Washington, a former All-SWAC defensive back at Mississippi Valley State who spent four seasons in the NFL with the Pittsburgh Steelers and Cincinnati Bengals, was instrumental in the Aggies’ rise to dominance in the MEAC. In three of his seven seasons, A&T has finished among the top-10 FCS teams in pass defense efficiency, including No. 1 in 2012. The Aggies have been the MEAC’s total defense and scoring defense leader four times in the past seven years. They have had the No. 1 total defense in the conference three straight seasons. A&T has also had the No. 1 rush defense in the conference six times in seven years.

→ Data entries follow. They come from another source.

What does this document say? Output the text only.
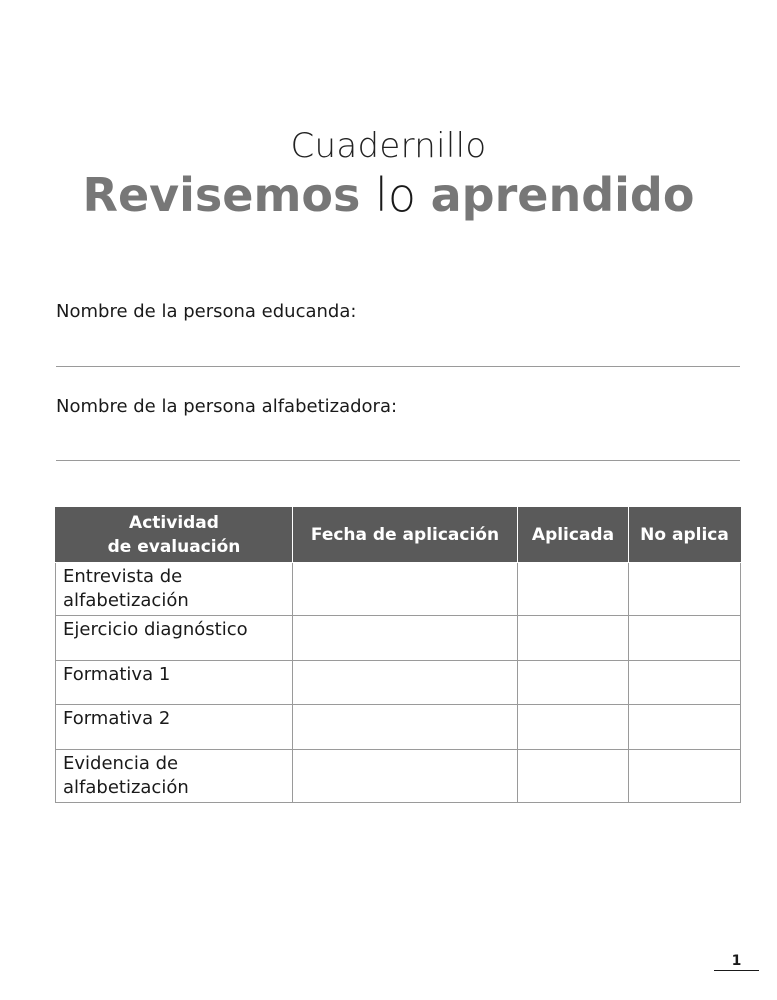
Cuadernillo
Revisemos lo aprendido
Nombre de la persona educanda:
Nombre de la persona alfabetizadora:
Actividad
de evaluación	Fecha de aplicación	Aplicada	No aplica
Entrevista de alfabetización			
Ejercicio diagnóstico			
Formativa 1			
Formativa 2			
Evidencia de alfabetización			
1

“We played defense,” Washington said. “We can take the football and try to win the kicking game. That’s the formula that we’re sticking with.”
Eastman’s situation at North Carolina Central, A&T’s arch-rival, is much like Washington. Eastman is also a long-time defensive assistant who is a first-time head coach – albeit on an interim basis. He too inherits a program that is on solid footing because his predecessor was highly successful.

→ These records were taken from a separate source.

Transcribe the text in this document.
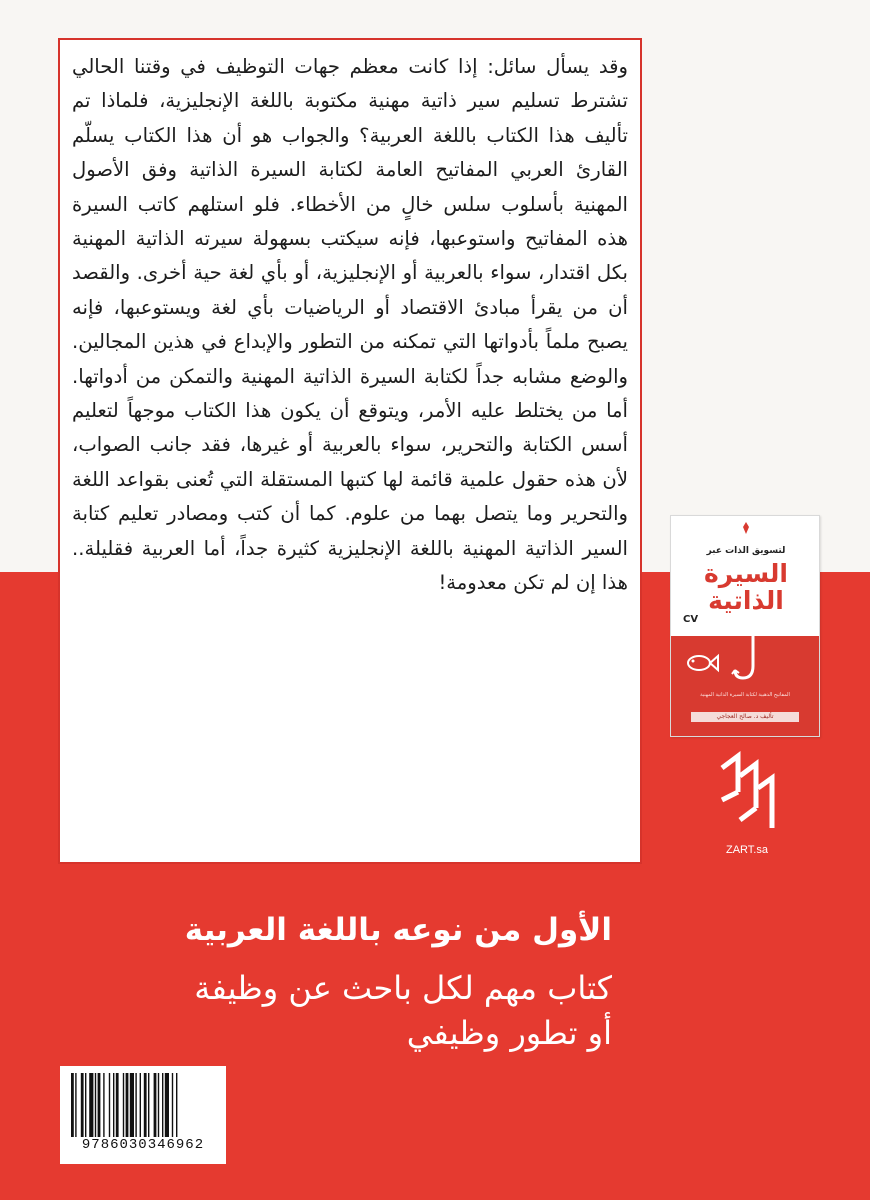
وقد يسأل سائل: إذا كانت معظم جهات التوظيف في وقتنا الحالي تشترط تسليم سير ذاتية مهنية مكتوبة باللغة الإنجليزية، فلماذا تم تأليف هذا الكتاب باللغة العربية؟ والجواب هو أن هذا الكتاب يسلّم القارئ العربي المفاتيح العامة لكتابة السيرة الذاتية وفق الأصول المهنية بأسلوب سلس خالٍ من الأخطاء. فلو استلهم كاتب السيرة هذه المفاتيح واستوعبها، فإنه سيكتب بسهولة سيرته الذاتية المهنية بكل اقتدار، سواء بالعربية أو الإنجليزية، أو بأي لغة حية أخرى. والقصد أن من يقرأ مبادئ الاقتصاد أو الرياضيات بأي لغة ويستوعبها، فإنه يصبح ملماً بأدواتها التي تمكنه من التطور والإبداع في هذين المجالين. والوضع مشابه جداً لكتابة السيرة الذاتية المهنية والتمكن من أدواتها. أما من يختلط عليه الأمر، ويتوقع أن يكون هذا الكتاب موجهاً لتعليم أسس الكتابة والتحرير، سواء بالعربية أو غيرها، فقد جانب الصواب، لأن هذه حقول علمية قائمة لها كتبها المستقلة التي تُعنى بقواعد اللغة والتحرير وما يتصل بهما من علوم. كما أن كتب ومصادر تعليم كتابة السير الذاتية المهنية باللغة الإنجليزية كثيرة جداً، أما العربية فقليلة.. هذا إن لم تكن معدومة!
لتسويق الذات عبر
السيرة
الذاتية
CV
المفاتيح الذهبية لكتابة السيرة الذاتية المهنية
تأليف د. صالح العجاجي
ZART.sa
الأول من نوعه باللغة العربية
كتاب مهم لكل باحث عن وظيفة
أو تطور وظيفي
9786030346962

Mack, one of the three youngest coaches in Division I at age 33 when the Eagles hired him in 2013, won or shared the MEAC title three consecutive years during his four-year tenure; he compiled a 31-15 overall record and guided the Eagles to their first national ranking as an FCS Division I program in 2016.

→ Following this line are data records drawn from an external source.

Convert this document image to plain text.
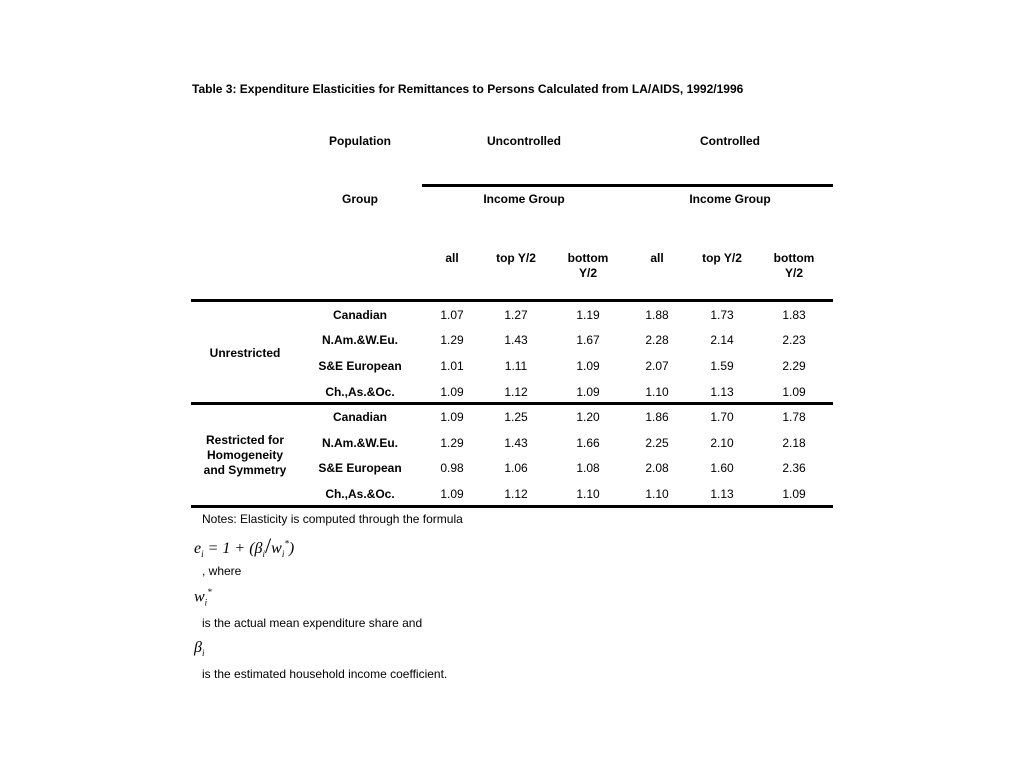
Table 3: Expenditure Elasticities for Remittances to Persons Calculated from LA/AIDS, 1992/1996
Population	Uncontrolled	Controlled
Group	Income Group	Income Group
all	top Y/2	bottom Y/2
all	top Y/2	bottom Y/2
Unrestricted
Canadian	1.07	1.27	1.19	1.88	1.73	1.83
N.Am.&W.Eu.	1.29	1.43	1.67	2.28	2.14	2.23
S&E European	1.01	1.11	1.09	2.07	1.59	2.29
Ch.,As.&Oc.	1.09	1.12	1.09	1.10	1.13	1.09
Restricted for Homogeneity and Symmetry
Canadian	1.09	1.25	1.20	1.86	1.70	1.78
N.Am.&W.Eu.	1.29	1.43	1.66	2.25	2.10	2.18
S&E European	0.98	1.06	1.08	2.08	1.60	2.36
Ch.,As.&Oc.	1.09	1.12	1.10	1.10	1.13	1.09
Notes: Elasticity is computed through the formula
$e_i = 1 + (\beta_i/w_i^*)$
, where
$w_i^*$
is the actual mean expenditure share and
$\beta_i$
is the estimated household income coefficient.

“Jerry was a visionary, a big coach,” said Eastman. “He cast a big shadow on Durham with our success.”
Eastman and Mack are long-time friends, and as defensive coordinator he played a major role in helping Mack revive the Eagles’ program. But he says he’s not trying to be the second coming of Jerry Mack.
“I got to be myself,” he said. “I’m a little more old school, more traditional. I think that will serve us well as we continue to build the program in the way it needs to go. I’m big on chemistry and discipline and doing the little things right, not to say we didn’t under Coach Mack.”
That said, Eastman, 50, says he won’t try to reinvent the wheel when it comes to how the Eagles play. Offense was Mack’s forte, where Eastman has an affinity for defense. T. C. Taylor, the Eagles’ offensive coordinator the past four years, is still on hand, so Eastman sees no need to overhaul their attack.
“We’ll have a few wrinkles and do some things that are a little different from Coach Mack,” he said. “It would be very egotistical of me to say, ‘We’ve had some success and still have some parts in place’ and do a complete about-face with what we already in place. I would be trying to make a statement that’s not worth making.”
Eastman was born in Guyana and grew up in Canada, where was a three-year letterman as defensive back at Saint Mary’s University in Halifax, Nova Scotia. He made coaching stops as an assistant at York University (Toronto, Canada), Arkansas State (graduate assistant), Tiffin University and Austin Peay before Mack hired him as the Eagles’ defensive coordinator in 2014.
Simmons is the latest in a long line of coaches Florida A&M has turned to in its quest to recapture the Rattlers’ past glory. Simmons was a star prep athlete at Shanks High in Quincy, Fla., a 30-minute drive from FAMU’s campus in Tallahassee, and he began his coaching career as an assistant at Lincoln High in Tallahassee. He knows full well what the expectations are, and he embraces the notion of fans looking to him to return the Rattlers to respectability.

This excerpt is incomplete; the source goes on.